Als Hersteller bauchemischer Produkte ist sich die PCI Gruppe mit ihren beiden Marken PCI und Thomsit ihrer Verantwortung hinsichtlich der CO2-Emissionen bewusst. Nun hat der Konzern den aktuellen Stand seiner Nachhaltigkeitsmaßnahmen sowie die zukünftigen Aktivitäten und Ziele kommuniziert.

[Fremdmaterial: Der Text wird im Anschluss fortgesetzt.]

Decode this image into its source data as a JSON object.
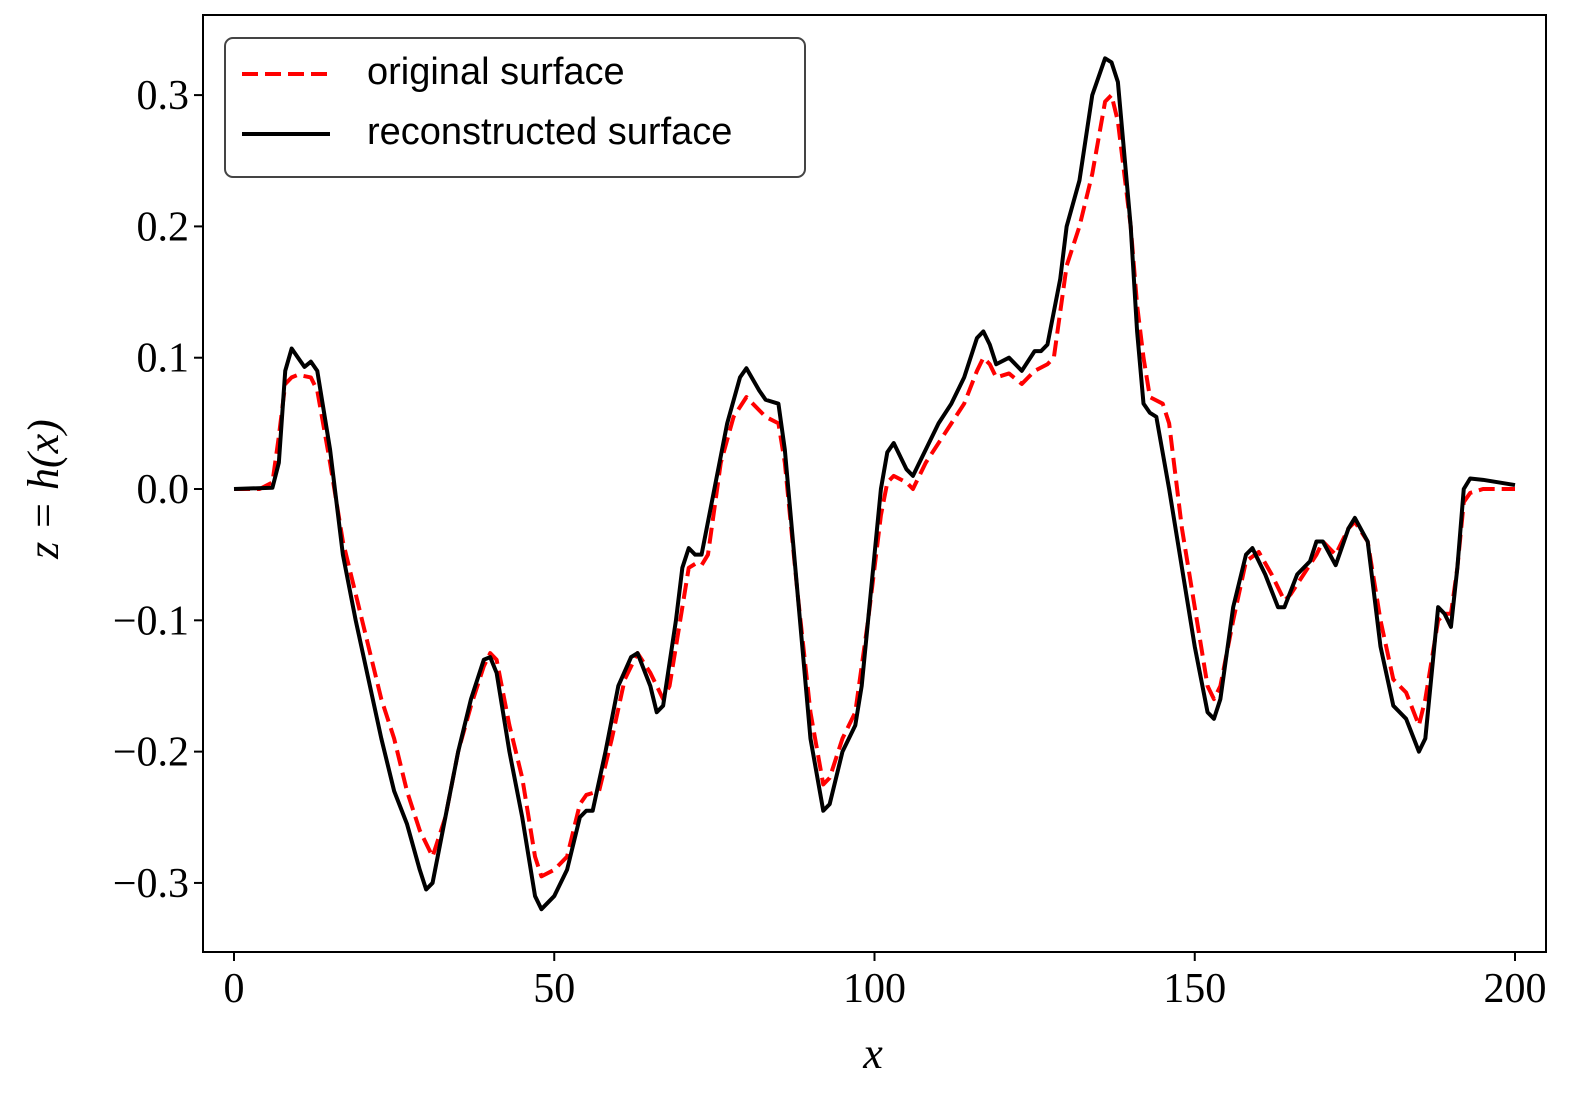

Bei der Produktentwicklung und -herstellung stehen nach Angaben des Konzerns neben Qualität, Anwenderfreundlichkeit und Sicherheit besonders emissionsarme Produkte im Fokus. Durch zertifizierte Öko-Labels sorge das Unternehmen für größtmögliche Transparenz, heißt es in einer Mitteilung. So seien rund 98 Prozent aller Thomsit-Produkte sowie 82 Prozent der PCI-Produkte bereits heute sehr emissionsarm und mit EC1- bzw. EC1 PLUS-Siegeln nach GEV-EMICODE klassifiziert, viele der Produkte seien darüber hinaus mit dem „Blauen Engel“ ausgezeichnet, heißt es.
Ressourcenschonung großgeschrieben
Von der Herstellung bis zur Entsorgung ihrer Produkte setzt die PCI Gruppe nach eigenen Angaben auf Ressourcenschonung durch die Verwendung nachwachsender Rohstoffe und Recycling. · So basieren etwa die Harzschmelzen in den Dispersionsklebern auf natürlichem Baumharz, das quasi „lebend“ geerntet wird. Das Papier der verwendeten Papiersäcke für die Verpackung der Pulverprodukte bestehe zu 100 Prozent aus nachwachsenden Rohstoffen aus nachhaltig bewirtschafteten Wäldern, teilt der Konzern weiter mit. Auch beim Abfall gilt das Prinzip der Wiederverwertung: Rund 84 Prozent des gesamten Abfalls an den Standorten werden physikalisch wiederverwertet. Zudem bestehen den Angaben zufolge 200 Tonnen der Kunststoffverpackungen zu 100 Prozent aus Recyclingmaterial.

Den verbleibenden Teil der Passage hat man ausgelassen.